Onde estavam os policiais? Então eu disse: "Vou gritar, assim eles virão." Me lamentei. Porque ninguém respondeu. Berrei mais alto. Minha voz se propagou no espaço, sem eco, diminuindo abafada, esmagada pela noite, pela noite impenetrável.
- Socorro! Socorro! – Gritei.
Meu apelo desesperado ficou sem resposta. A que horas foi isso? Tentei olhar para meu relógio, porém eu não tinha fósforos. Eu ouvia o tique-taque da pequena caixa de engrenagens mecânica com uma bizarra e desconhecida alegria. Ele parecia viver. Eu não me sentia tão sozinho. Que mistério! Eu voltei a andar como um cego, sentindo as paredes com minha bengala, onde todo momento voltava meus olhos para o céu, esperando o dia raiar e finalmente a luz aparecer, mas o espaço estava soturnamente revolto, todo negro, a escuridão tinha tamanha profundidade que não havia mais cidade.
Que horas poderiam ser? Eu andava, parecia aquele momento uma eternidade, porque minhas pernas involuntariamente curvavam-se abaixo de mim, meu peito arfava e eu sofri terrivelmente com fome.
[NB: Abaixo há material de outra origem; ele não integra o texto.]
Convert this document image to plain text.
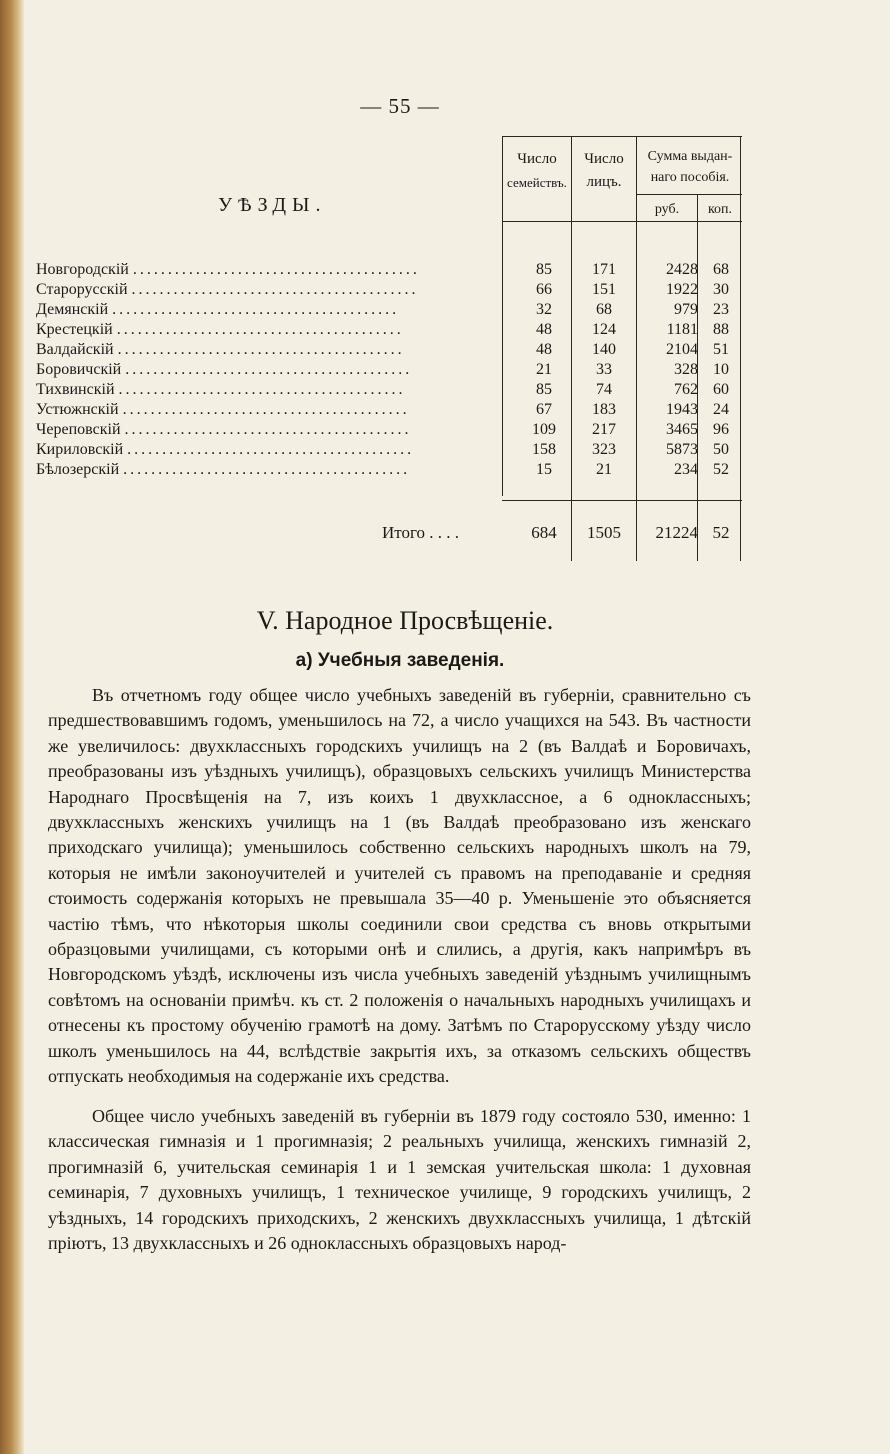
— 55 —
УѢЗДЫ.
Число
семействъ.
Число
лицъ.
Сумма выдан-
наго пособія.
руб.	коп.
Новгородскій .........................................	85	171	2428 68
Старорусскій .........................................	66	151	1922 30
Демянскій .........................................	32	68	979 23
Крестецкій .........................................	48	124	1181 88
Валдайскій .........................................	48	140	2104 51
Боровичскій .........................................	21	33	328 10
Тихвинскій .........................................	85	74	762 60
Устюжнскій .........................................	67	183	1943 24
Череповскій .........................................	109	217	3465 96
Кириловскій .........................................	158	323	5873 50
Бѣлозерскій .........................................	15	21	234 52
Итого . . . .	684	1505	21224 52
V. Народное Просвѣщеніе.
а) Учебныя заведенія.

Въ отчетномъ году общее число учебныхъ заведеній въ губерніи, сравнительно съ предшествовавшимъ годомъ, уменьшилось на 72, а число учащихся на 543. Въ частности же увеличилось: двухклассныхъ городскихъ училищъ на 2 (въ Валдаѣ и Боровичахъ, преобразованы изъ уѣздныхъ училищъ), образцовыхъ сельскихъ училищъ Министерства Народнаго Просвѣщенія на 7, изъ коихъ 1 двухклассное, а 6 одноклассныхъ; двухклассныхъ женскихъ училищъ на 1 (въ Валдаѣ преобразовано изъ женскаго приходскаго училища); уменьшилось собственно сельскихъ народныхъ школъ на 79, которыя не имѣли законоучителей и учителей съ правомъ на преподаваніе и средняя стоимость содержанія которыхъ не превышала 35—40 р. Уменьшеніе это объясняется частію тѣмъ, что нѣкоторыя школы соединили свои средства съ вновь открытыми образцовыми училищами, съ которыми онѣ и слились, а другія, какъ напримѣръ въ Новгородскомъ уѣздѣ, исключены изъ числа учебныхъ заведеній уѣзднымъ училищнымъ совѣтомъ на основаніи примѣч. къ ст. 2 положенія о начальныхъ народныхъ училищахъ и отнесены къ простому обученію грамотѣ на дому. Затѣмъ по Старорусскому уѣзду число школъ уменьшилось на 44, вслѣдствіе закрытія ихъ, за отказомъ сельскихъ обществъ отпускать необходимыя на содержаніе ихъ средства.

Общее число учебныхъ заведеній въ губерніи въ 1879 году состояло 530, именно: 1 классическая гимназія и 1 прогимназія; 2 реальныхъ училища, женскихъ гимназій 2, прогимназій 6, учительская семинарія 1 и 1 земская учительская школа: 1 духовная семинарія, 7 духовныхъ училищъ, 1 техническое училище, 9 городскихъ училищъ, 2 уѣздныхъ, 14 городскихъ приходскихъ, 2 женскихъ двухклассныхъ училища, 1 дѣтскій пріютъ, 13 двухклассныхъ и 26 одноклассныхъ образцовыхъ народ-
Decidi tocar a campainha da primeira casa que eu esbarrasse. Eu puxei a maçaneta de bronze da porta, toquei o sino da campainha, ele soava estranhamente como se estivesse vibrando sozinho na casa. Eu esperei sem respostas, ninguém abriu a porta. Toquei novamente, esperei mais uma vez. Nada!
Eu sentia medo! Corri para a próxima casa, e por vinte vezes naquela calçada eu fiz soar a campainha num corredor escuro onde deveria estar dormindo algum porteiro. Mas ele não acordou, então eu foi mais longe, puxando com toda a minha insistência os sinos, chutando com meus pés, batia minha bengala nas portas, no entanto permaneceram fechadas.
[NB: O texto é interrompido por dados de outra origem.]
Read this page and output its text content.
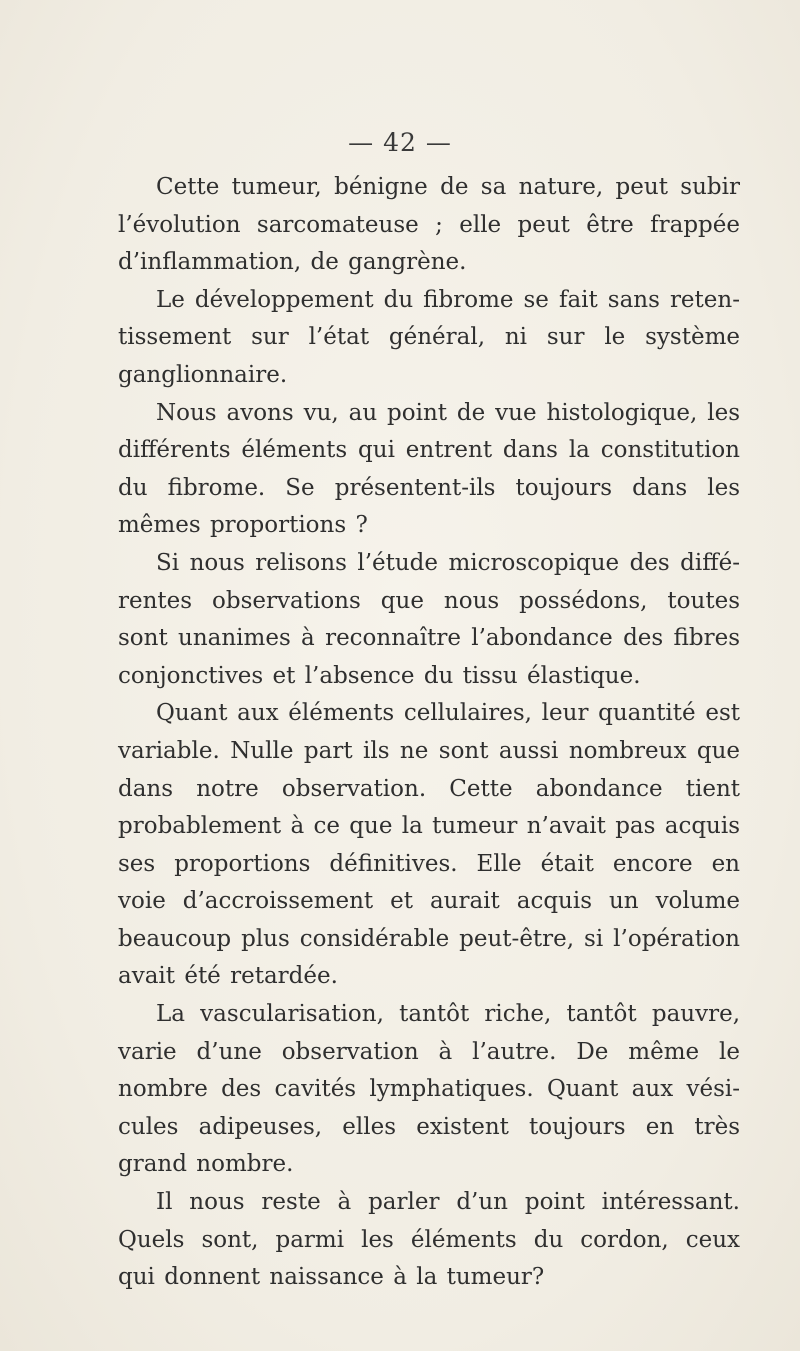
— 42 —
Cette tumeur, bénigne de sa nature, peut subir
l’évolution sarcomateuse ; elle peut être frappée
d’inflammation, de gangrène.
Le développement du fibrome se fait sans reten-
tissement sur l’état général, ni sur le système
ganglionnaire.
Nous avons vu, au point de vue histologique, les
différents éléments qui entrent dans la constitution
du fibrome. Se présentent-ils toujours dans les
mêmes proportions ?
Si nous relisons l’étude microscopique des diffé-
rentes observations que nous possédons, toutes
sont unanimes à reconnaître l’abondance des fibres
conjonctives et l’absence du tissu élastique.
Quant aux éléments cellulaires, leur quantité est
variable. Nulle part ils ne sont aussi nombreux que
dans notre observation. Cette abondance tient
probablement à ce que la tumeur n’avait pas acquis
ses proportions définitives. Elle était encore en
voie d’accroissement et aurait acquis un volume
beaucoup plus considérable peut-être, si l’opération
avait été retardée.
La vascularisation, tantôt riche, tantôt pauvre,
varie d’une observation à l’autre. De même le
nombre des cavités lymphatiques. Quant aux vési-
cules adipeuses, elles existent toujours en très
grand nombre.
Il nous reste à parler d’un point intéressant.
Quels sont, parmi les éléments du cordon, ceux
qui donnent naissance à la tumeur?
De repente percebi que estava chegando ao Halles. Os mercados estavam desertos, sem murmúrio, sem um único movimento, sem uma carroça, sem uma alma sequer, na havia nenhum banca de legumes ou flores. Tudo ali estava vazio, imóvel, abandonado, morto!
Um pânico se apoderou de mim, algo terrível. O que estava acontecendo? Oh meu Deus! O que estava acontecendo?
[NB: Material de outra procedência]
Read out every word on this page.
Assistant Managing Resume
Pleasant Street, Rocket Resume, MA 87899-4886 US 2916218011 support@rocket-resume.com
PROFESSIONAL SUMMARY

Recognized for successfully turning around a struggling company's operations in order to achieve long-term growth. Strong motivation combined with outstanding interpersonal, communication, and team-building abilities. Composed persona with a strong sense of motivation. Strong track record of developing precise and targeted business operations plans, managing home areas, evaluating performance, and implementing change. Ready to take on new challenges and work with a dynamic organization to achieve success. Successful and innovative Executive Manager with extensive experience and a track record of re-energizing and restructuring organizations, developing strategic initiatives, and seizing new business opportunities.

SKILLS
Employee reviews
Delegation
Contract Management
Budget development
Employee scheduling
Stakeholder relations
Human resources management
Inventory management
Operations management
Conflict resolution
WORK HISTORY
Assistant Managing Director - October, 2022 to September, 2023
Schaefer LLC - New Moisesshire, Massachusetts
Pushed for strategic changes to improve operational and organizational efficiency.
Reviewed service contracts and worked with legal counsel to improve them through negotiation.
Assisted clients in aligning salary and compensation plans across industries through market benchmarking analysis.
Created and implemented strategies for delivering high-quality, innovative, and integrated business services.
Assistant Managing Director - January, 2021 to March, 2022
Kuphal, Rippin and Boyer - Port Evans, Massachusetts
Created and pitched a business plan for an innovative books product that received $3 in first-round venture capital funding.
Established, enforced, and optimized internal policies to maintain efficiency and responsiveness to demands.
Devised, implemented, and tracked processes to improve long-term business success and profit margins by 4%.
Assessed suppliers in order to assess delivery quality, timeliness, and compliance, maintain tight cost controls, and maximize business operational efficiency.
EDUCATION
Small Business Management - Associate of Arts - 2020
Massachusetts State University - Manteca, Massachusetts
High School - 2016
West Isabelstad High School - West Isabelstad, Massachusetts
Eu parti. Mas que hora? A hora! Quem me indicaria o tempo? Nenhum relógio, nenhuma badalada soou nos sinos dos monumentos.
- Vou abrir o vidro do meu relógio e sentir os ponteiros com os dedos. pensei. Peguei meu relógio... ele não trabalhava mais... estava parado. Nada! Nada mais, além de um frio na cidade, eu não percebia nenhum chiado, nenhum ruído se propagava pelo ar. Nada! Nada mesmo! Nenhum único som das rodas de um distante carro. Absolutamente nada!
Eu estava no cais, e uma brisa gélida saia do rio. O Sena corria ainda? Eu agora queria saber, encontrei as escadas, desci... Eu não conseguia ouvir o borbulhar do fluxo das águas nas colunas da ponte... desci mais um pouco... senti a areia... depois a lama... então a água... Mergulhei meu braço... corria... sim o rio ainda corria... Frio... Frio... Frio... quase congelado... quase seco... quase morto. Eu senti que não conseguiria ter forças para recuar... e que o rio iria desfalecer ali... Eu também, de fome, de cansaço, de frio.